Addendum 2: this particular quoted comment is very wrong, and I expect this is indicative of the quality of the quoted discussion, i.e. these people do not know what they are talking about.
Luke Parrish: Microsoft designed their OS to run driver files without even a checksum and you say they aren’t responsible? They literally tried to execute a string of zeroes!
Luke Parrish: CrowdStrike is absolutely to blame, but so is Microsoft. Microsoft’s software, Windows, is failing to do extremely basic basic checks on driver files before trying to load them and give them full root access to see and do everything on your computer.
The reports I have seen (of attempted reverse-engineering of the Crowdstrike driver’s segfault) say it did not attempt to execute the zeroes from the file as code, and the crash was unrelated, likely while trying to parse the file.
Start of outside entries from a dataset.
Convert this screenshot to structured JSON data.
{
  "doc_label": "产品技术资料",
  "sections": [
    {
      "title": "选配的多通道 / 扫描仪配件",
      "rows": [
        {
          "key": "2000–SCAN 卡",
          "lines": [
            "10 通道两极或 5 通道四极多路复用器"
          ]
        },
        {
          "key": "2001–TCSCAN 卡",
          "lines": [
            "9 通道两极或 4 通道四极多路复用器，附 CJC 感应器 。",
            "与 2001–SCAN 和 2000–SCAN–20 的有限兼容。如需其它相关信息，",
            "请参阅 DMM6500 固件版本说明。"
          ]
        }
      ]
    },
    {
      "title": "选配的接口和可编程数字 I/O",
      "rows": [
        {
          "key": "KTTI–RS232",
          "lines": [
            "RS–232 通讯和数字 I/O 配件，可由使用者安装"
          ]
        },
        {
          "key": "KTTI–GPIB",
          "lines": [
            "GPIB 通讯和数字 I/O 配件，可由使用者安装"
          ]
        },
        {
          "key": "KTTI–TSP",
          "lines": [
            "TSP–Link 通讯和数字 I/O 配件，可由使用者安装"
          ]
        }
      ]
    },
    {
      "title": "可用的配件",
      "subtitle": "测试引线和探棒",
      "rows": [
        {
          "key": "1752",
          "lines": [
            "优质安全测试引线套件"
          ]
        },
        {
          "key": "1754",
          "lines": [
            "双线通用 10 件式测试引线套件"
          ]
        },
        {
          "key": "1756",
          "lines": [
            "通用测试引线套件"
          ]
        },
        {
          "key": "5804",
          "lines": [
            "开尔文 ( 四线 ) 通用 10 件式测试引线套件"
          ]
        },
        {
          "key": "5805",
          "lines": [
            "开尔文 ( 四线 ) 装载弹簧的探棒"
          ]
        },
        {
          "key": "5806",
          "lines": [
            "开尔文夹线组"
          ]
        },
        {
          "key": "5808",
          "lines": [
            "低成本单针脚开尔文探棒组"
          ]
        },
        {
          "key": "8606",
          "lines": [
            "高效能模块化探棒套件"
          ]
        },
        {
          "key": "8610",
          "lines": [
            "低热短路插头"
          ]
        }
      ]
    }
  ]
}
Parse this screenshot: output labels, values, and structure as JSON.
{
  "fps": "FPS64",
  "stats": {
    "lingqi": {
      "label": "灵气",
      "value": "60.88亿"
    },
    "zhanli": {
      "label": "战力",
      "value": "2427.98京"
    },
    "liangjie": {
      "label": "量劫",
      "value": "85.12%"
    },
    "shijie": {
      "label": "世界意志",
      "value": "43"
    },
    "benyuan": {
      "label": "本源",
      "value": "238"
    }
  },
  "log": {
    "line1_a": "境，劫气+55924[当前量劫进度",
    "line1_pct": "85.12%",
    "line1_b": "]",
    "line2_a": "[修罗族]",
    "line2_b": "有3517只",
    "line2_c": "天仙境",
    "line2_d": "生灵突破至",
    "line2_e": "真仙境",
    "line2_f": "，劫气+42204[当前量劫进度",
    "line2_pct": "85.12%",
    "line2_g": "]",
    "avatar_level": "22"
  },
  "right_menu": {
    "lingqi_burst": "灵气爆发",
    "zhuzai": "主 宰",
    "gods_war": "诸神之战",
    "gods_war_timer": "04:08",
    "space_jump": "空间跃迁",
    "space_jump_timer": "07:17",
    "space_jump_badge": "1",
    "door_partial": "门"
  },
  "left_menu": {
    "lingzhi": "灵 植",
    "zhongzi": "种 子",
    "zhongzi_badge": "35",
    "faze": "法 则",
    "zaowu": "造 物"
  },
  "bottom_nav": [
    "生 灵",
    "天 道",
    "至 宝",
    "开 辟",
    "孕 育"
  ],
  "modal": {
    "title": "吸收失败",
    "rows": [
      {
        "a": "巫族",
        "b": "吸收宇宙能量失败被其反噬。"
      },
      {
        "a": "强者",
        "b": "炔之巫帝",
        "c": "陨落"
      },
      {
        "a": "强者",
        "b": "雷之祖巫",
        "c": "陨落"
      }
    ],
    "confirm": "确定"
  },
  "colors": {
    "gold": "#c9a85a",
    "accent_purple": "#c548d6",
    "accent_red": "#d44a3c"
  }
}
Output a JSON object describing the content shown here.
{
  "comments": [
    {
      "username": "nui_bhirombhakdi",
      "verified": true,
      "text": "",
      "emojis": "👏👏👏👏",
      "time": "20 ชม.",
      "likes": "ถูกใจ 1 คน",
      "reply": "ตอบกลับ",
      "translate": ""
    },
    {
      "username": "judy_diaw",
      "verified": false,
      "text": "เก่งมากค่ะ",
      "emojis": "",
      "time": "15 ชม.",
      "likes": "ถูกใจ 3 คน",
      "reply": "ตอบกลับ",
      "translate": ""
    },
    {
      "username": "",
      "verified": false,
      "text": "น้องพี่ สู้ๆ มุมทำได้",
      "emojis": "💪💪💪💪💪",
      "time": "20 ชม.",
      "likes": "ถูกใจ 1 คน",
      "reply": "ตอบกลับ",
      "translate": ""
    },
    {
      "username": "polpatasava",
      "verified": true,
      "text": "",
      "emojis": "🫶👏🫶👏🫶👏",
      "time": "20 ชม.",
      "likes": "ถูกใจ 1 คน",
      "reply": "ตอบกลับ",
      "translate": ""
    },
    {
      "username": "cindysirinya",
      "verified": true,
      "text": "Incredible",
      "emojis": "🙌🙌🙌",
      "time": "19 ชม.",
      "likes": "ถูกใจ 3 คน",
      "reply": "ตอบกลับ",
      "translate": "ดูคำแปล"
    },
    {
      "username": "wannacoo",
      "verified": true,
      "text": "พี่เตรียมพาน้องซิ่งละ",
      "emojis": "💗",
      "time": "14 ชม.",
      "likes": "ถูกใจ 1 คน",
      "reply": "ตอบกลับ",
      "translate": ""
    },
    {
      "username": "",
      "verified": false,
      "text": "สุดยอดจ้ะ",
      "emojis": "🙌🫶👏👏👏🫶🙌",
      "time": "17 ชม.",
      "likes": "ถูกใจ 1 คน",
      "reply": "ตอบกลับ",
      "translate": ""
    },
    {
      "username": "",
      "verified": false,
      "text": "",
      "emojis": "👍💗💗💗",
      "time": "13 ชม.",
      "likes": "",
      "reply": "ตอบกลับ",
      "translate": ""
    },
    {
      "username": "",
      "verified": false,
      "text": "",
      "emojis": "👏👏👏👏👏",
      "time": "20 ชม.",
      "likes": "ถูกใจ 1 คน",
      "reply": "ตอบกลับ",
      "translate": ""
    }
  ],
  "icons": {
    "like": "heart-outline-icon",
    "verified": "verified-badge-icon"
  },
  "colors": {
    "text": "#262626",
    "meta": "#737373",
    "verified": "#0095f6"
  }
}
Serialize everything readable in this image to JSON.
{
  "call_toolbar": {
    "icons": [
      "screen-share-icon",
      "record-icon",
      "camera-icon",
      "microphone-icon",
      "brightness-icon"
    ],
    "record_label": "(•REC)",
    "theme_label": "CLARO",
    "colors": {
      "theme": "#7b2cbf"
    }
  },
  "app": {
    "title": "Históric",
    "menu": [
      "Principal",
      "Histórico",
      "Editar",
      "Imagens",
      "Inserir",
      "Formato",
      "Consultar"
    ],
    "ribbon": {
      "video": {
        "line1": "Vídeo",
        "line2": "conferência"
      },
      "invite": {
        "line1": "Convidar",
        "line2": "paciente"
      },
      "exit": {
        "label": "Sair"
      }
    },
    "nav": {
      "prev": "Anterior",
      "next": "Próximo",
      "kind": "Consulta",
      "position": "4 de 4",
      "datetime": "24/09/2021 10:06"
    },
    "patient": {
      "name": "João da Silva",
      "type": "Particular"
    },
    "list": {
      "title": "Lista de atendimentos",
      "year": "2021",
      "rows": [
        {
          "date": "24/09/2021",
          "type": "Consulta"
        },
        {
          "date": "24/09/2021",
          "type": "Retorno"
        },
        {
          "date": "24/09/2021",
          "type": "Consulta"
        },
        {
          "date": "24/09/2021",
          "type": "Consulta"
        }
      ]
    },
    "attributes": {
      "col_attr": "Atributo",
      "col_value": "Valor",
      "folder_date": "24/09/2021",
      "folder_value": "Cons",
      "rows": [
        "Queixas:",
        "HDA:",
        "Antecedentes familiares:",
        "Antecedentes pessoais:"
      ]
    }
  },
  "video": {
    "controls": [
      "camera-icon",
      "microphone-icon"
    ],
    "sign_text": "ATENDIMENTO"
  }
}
Context: the original workaround for the problem was to delete a file which contains only zeroes (at least on some machines, reports are inconsistent), but there’s no direct reason to think the driver is trying to execute this file as code.
And: Windows does not run drivers “without a checksum”! Drivers have to be signed by Microsoft, and drivers with early-loading permissions have to be super-duper-signed in a way you probably can’t get just by paying them a few thousand dollars.
But it’s impossible to truly review or test a compiled binary, for which you have no sourcecode or even debug symbols, and which is deliberately obfuscated in many ways (as people have been reporting when they looked at this driver crash) because it’s trying to defend itself against reverse-engineers designing attacks. And of course it’s impossible to formally prove that a program is correct. And of course it’s written in a memory-unsafe language, i.e. C++, because every single OS kernel and its drivers are written in such a language.
Furthermore, the Crowdstrike product relies on very quickly pushing out updates to (everyone else’s) production to counter new threats / vulnerabilities being exploited. Microsoft can’t test anything that quickly. Whether Crowdstrike can test anything that quickly, and whether you should allow live updates to be pushed to your production system, is a different question.
Anyway, who’s supposed to pay Microsoft for extensive testing of Crowdstrike’s driver? They’re paid to sign off on the fact that Crowdstrike are who they say they are, and at best that they’re not a deliberately malicious actor (as far as we know they aren’t). Third party Windows drivers have bugs and security vulnerabilities all the time, just like most software.
Finally, Crowdstrike to an extent competes with Microsoft’s own security products (i.e. Microsoft Defender and whatever the relevant enterprise-product branding is); we can’t expect Microsoft to invest too much in finding bugs in Crowdstrike!
It’s impossible to prove that an arbitrary program, which someone else gave you, is correct. That’s halting-problem equivalent, or Rice’s theorem, etc.
Yes, we can prove various properties of programs we carefully write to be provable, but the context here is that a black-box executable Crowdstrike submits to Microsoft cannot be proven reliable by Microsoft.
There are definitely improvements we can make. Counting just the ones made in some other (bits of) operating systems, we could:
Rewrite in a memory-safe language like Rust
Move more stuff to userspace. Drivers for e.g. USB devices can and should be written in userspace, using something like libusb. This goes for every device that doesn’t need performance-critical code or to manage device-side DMA access, which still leaves a bunch of things, but it’s a start.
Sandbox more kinds of drivers in a recoverable way, so they can do the things they need to efficiently access hardware, but are still prevented from accessing the rest of the kernel and userspace, and can ‘crash safe’. For example, Windows can recover from crashes in graphics drivers specifically—which is an amazing accomplishment! Linux eBPF can’t access stuff it shouldn’t.
Expose more kernel features via APIs so people don’t have to write drivers to do stuff that isn’t literally driving a piece of hardware, so even if Crowdstrike has super-duper-permissions, a crash in Crowdstrike itself doesn’t bring down the rest of the system, it has to do it intentionally
Of course any such changes both cost a lot and take years or decades to become ubiquitous. Windows in particular has an incredible backwards compatibility story, which in practice means backwards compatibility with every past bug they ever had. But this is a really valuable feature for many users who have old apps and, yes, drivers that rely on those bugs!